По непонятной причине Нина почему-то начала нервничать еще со вчерашнего вечера. Платье, которое они купили в Мэсисе на прошлой неделе и которое так шло ей, внезапно отвергла. Настаивать Даша не стала.

— Зато ты нарядишься, как же! — сказала дочь, напирая на ты, и взмахнула ресницами.

Уселись в машину, поехали. Нина права. Нужно выглядеть так, чтобы ослепить его хотя бы в первую минуту. В ту минуту, когда он заметит ее и быстро (так было всегда!) отвернется. Даша обманывала себя, утверждая, что ехать не хочет и ей это в тягость. Она не могла отказать себе в жалком любопытстве увидеть их вместе. И знала почти по минутам, что будет.

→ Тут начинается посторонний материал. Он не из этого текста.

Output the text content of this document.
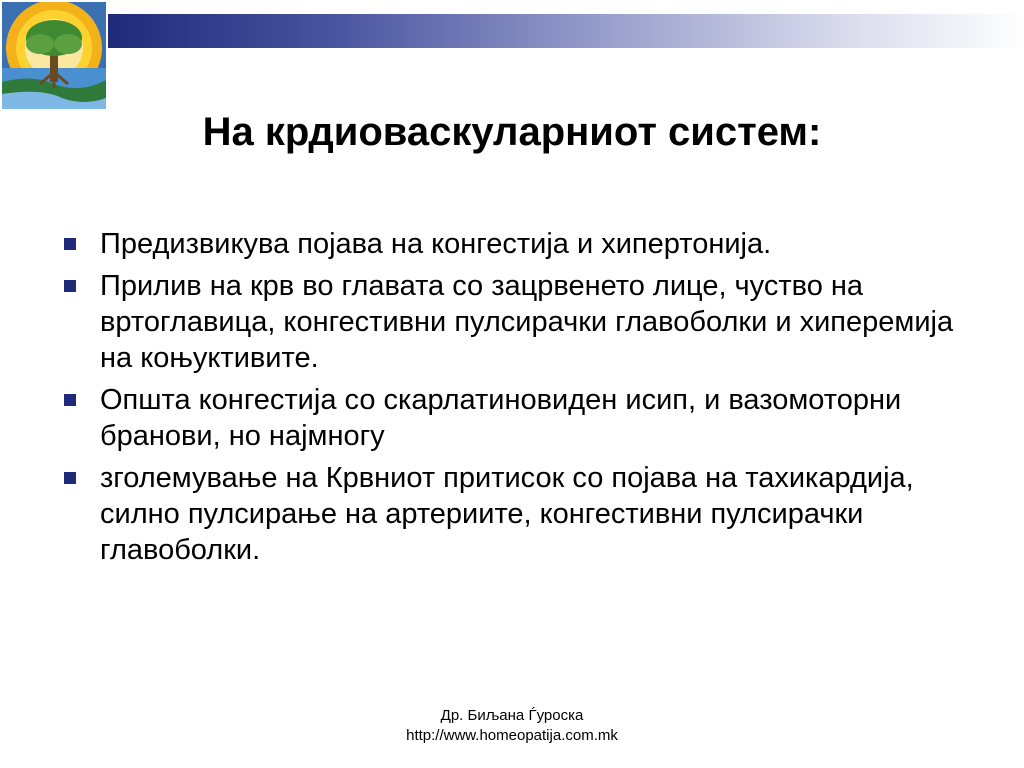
На крдиоваскуларниот систем:
Предизвикува појава на конгестија и хипертонија.
Прилив на крв во главата со зацрвенето лице, чуство на вртоглавица, конгестивни пулсирачки главоболки и хиперемија на коњуктивите.
Општа конгестија со скарлатиновиден исип, и вазомоторни бранови, но најмногу
зголемување на Крвниот притисок со појава на тахикардија, силно пулсирање на артериите, конгестивни пулсирачки главоболки.
Др. Биљана Ѓуроска
http://www.homeopatija.com.mk
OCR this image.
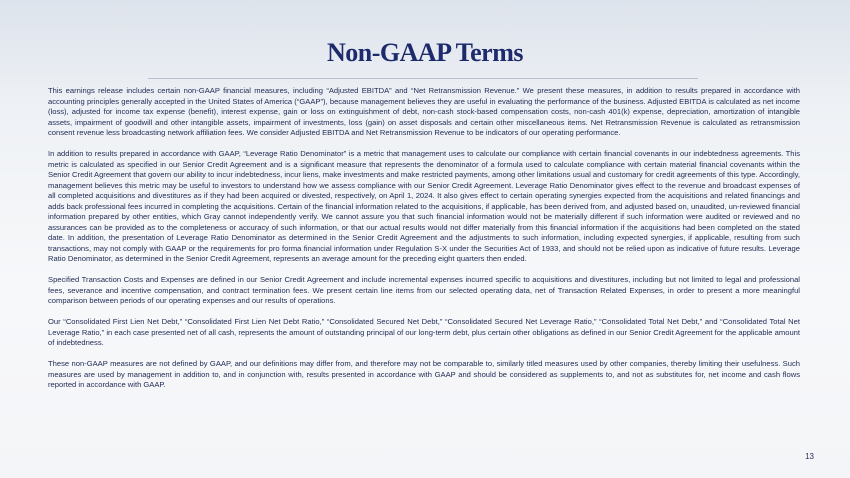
Non-GAAP Terms

This earnings release includes certain non-GAAP financial measures, including “Adjusted EBITDA” and “Net Retransmission Revenue.” We present these measures, in addition to results prepared in accordance with accounting principles generally accepted in the United States of America (“GAAP”), because management believes they are useful in evaluating the performance of the business. Adjusted EBITDA is calculated as net income (loss), adjusted for income tax expense (benefit), interest expense, gain or loss on extinguishment of debt, non-cash stock-based compensation costs, non-cash 401(k) expense, depreciation, amortization of intangible assets, impairment of goodwill and other intangible assets, impairment of investments, loss (gain) on asset disposals and certain other miscellaneous items. Net Retransmission Revenue is calculated as retransmission consent revenue less broadcasting network affiliation fees. We consider Adjusted EBITDA and Net Retransmission Revenue to be indicators of our operating performance.

In addition to results prepared in accordance with GAAP, “Leverage Ratio Denominator” is a metric that management uses to calculate our compliance with certain financial covenants in our indebtedness agreements. This metric is calculated as specified in our Senior Credit Agreement and is a significant measure that represents the denominator of a formula used to calculate compliance with certain material financial covenants within the Senior Credit Agreement that govern our ability to incur indebtedness, incur liens, make investments and make restricted payments, among other limitations usual and customary for credit agreements of this type. Accordingly, management believes this metric may be useful to investors to understand how we assess compliance with our Senior Credit Agreement. Leverage Ratio Denominator gives effect to the revenue and broadcast expenses of all completed acquisitions and divestitures as if they had been acquired or divested, respectively, on April 1, 2024. It also gives effect to certain operating synergies expected from the acquisitions and related financings and adds back professional fees incurred in completing the acquisitions. Certain of the financial information related to the acquisitions, if applicable, has been derived from, and adjusted based on, unaudited, un-reviewed financial information prepared by other entities, which Gray cannot independently verify. We cannot assure you that such financial information would not be materially different if such information were audited or reviewed and no assurances can be provided as to the completeness or accuracy of such information, or that our actual results would not differ materially from this financial information if the acquisitions had been completed on the stated date. In addition, the presentation of Leverage Ratio Denominator as determined in the Senior Credit Agreement and the adjustments to such information, including expected synergies, if applicable, resulting from such transactions, may not comply with GAAP or the requirements for pro forma financial information under Regulation S-X under the Securities Act of 1933, and should not be relied upon as indicative of future results. Leverage Ratio Denominator, as determined in the Senior Credit Agreement, represents an average amount for the preceding eight quarters then ended.

Specified Transaction Costs and Expenses are defined in our Senior Credit Agreement and include incremental expenses incurred specific to acquisitions and divestitures, including but not limited to legal and professional fees, severance and incentive compensation, and contract termination fees. We present certain line items from our selected operating data, net of Transaction Related Expenses, in order to present a more meaningful comparison between periods of our operating expenses and our results of operations.

Our “Consolidated First Lien Net Debt,” “Consolidated First Lien Net Debt Ratio,” “Consolidated Secured Net Debt,” “Consolidated Secured Net Leverage Ratio,” “Consolidated Total Net Debt,” and “Consolidated Total Net Leverage Ratio,” in each case presented net of all cash, represents the amount of outstanding principal of our long-term debt, plus certain other obligations as defined in our Senior Credit Agreement for the applicable amount of indebtedness.

These non-GAAP measures are not defined by GAAP, and our definitions may differ from, and therefore may not be comparable to, similarly titled measures used by other companies, thereby limiting their usefulness. Such measures are used by management in addition to, and in conjunction with, results presented in accordance with GAAP and should be considered as supplements to, and not as substitutes for, net income and cash flows reported in accordance with GAAP.

13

Сначала по ее оранжево-подрумяненному, красивому лицу пробежит паучок страха, потом оно станет настолько веселым, что хочется просто сказать: «слабоумным». Эта веселость, которой Даша ни на грош не верила, вызывала у нее физическое отвращение. Оно поднималось, как пар, и дальше все виделось так, как сквозь пар. Он со своим привычно окаменевшим, чужим и чудесным лицом, знающий, что на них смотрят, и она, с этой, как осколок зеркала, вставленной между щек тревожной улыбкой, входили вдвоем, прошагивали через комнату, утыканную гостями, садились вдвоем на диван и смеялись. Она — очень громко. Он — тихо, неслышно.

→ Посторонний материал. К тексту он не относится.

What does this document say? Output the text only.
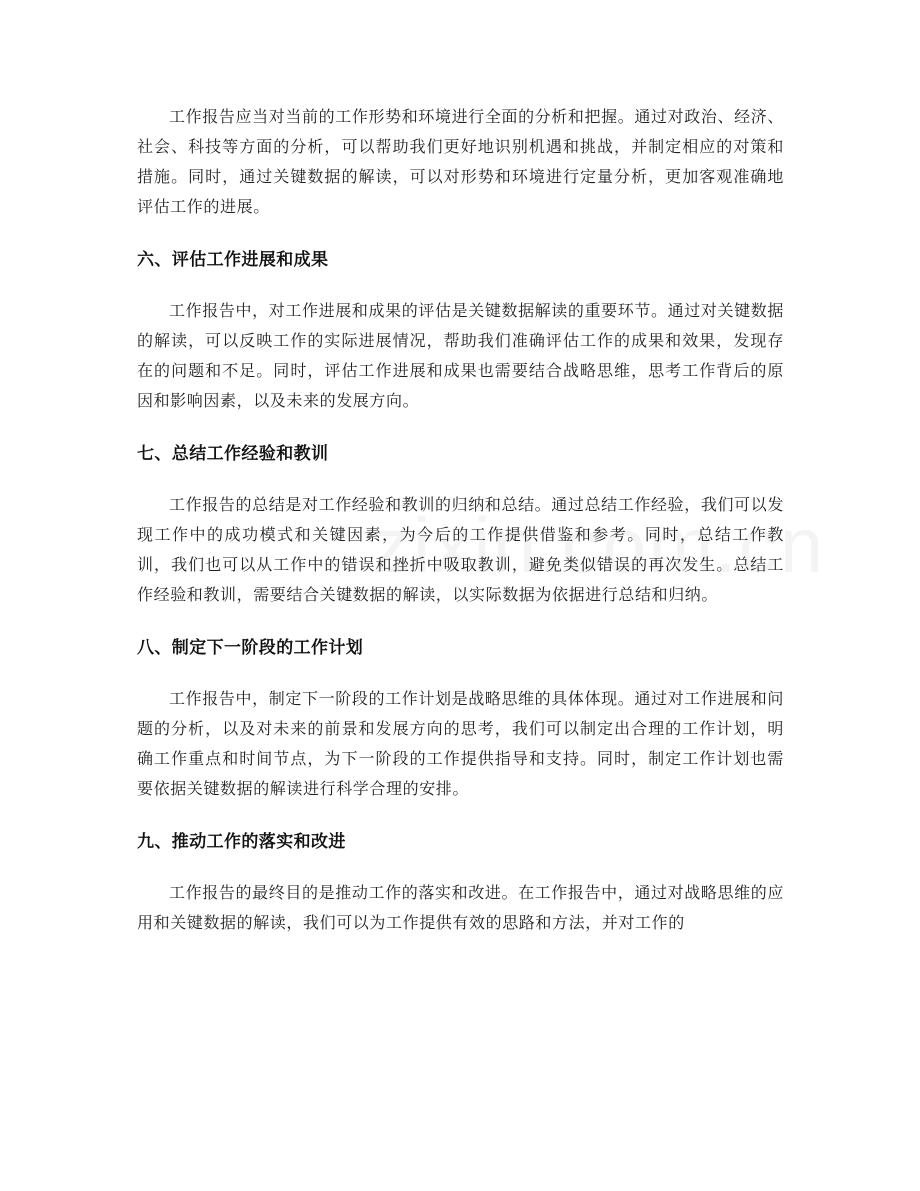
工作报告应当对当前的工作形势和环境进行全面的分析和把握。通过对政治、经济、社会、科技等方面的分析，可以帮助我们更好地识别机遇和挑战，并制定相应的对策和措施。同时，通过关键数据的解读，可以对形势和环境进行定量分析，更加客观准确地评估工作的进展。

六、评估工作进展和成果

工作报告中，对工作进展和成果的评估是关键数据解读的重要环节。通过对关键数据的解读，可以反映工作的实际进展情况，帮助我们准确评估工作的成果和效果，发现存在的问题和不足。同时，评估工作进展和成果也需要结合战略思维，思考工作背后的原因和影响因素，以及未来的发展方向。

七、总结工作经验和教训

工作报告的总结是对工作经验和教训的归纳和总结。通过总结工作经验，我们可以发现工作中的成功模式和关键因素，为今后的工作提供借鉴和参考。同时，总结工作教训，我们也可以从工作中的错误和挫折中吸取教训，避免类似错误的再次发生。总结工作经验和教训，需要结合关键数据的解读，以实际数据为依据进行总结和归纳。

八、制定下一阶段的工作计划

工作报告中，制定下一阶段的工作计划是战略思维的具体体现。通过对工作进展和问题的分析，以及对未来的前景和发展方向的思考，我们可以制定出合理的工作计划，明确工作重点和时间节点，为下一阶段的工作提供指导和支持。同时，制定工作计划也需要依据关键数据的解读进行科学合理的安排。

九、推动工作的落实和改进

工作报告的最终目的是推动工作的落实和改进。在工作报告中，通过对战略思维的应用和关键数据的解读，我们可以为工作提供有效的思路和方法，并对工作的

Дорога заняла чуть больше часа. Нина, высунувшись в окно, подставила ветру лицо и закрыла глаза. Доехали молча. Стоянка перед большим теннисным кортом пестрела машинами, платьями, шляпами. Даша положила руку на Нинино плечо, словно хотела этим крепким и решительным движением заявить о своей смелости перед тем, что ее ожидало, а Юра слегка сжал ее голый локоть, и так, все втроем — налаженным, прочным, одним организмом — они заспешили на свадьбу. Белый помост, на который сильно светило солнце, был убран цветами и в первый момент восковой белизною напомнил громоздкие похороны.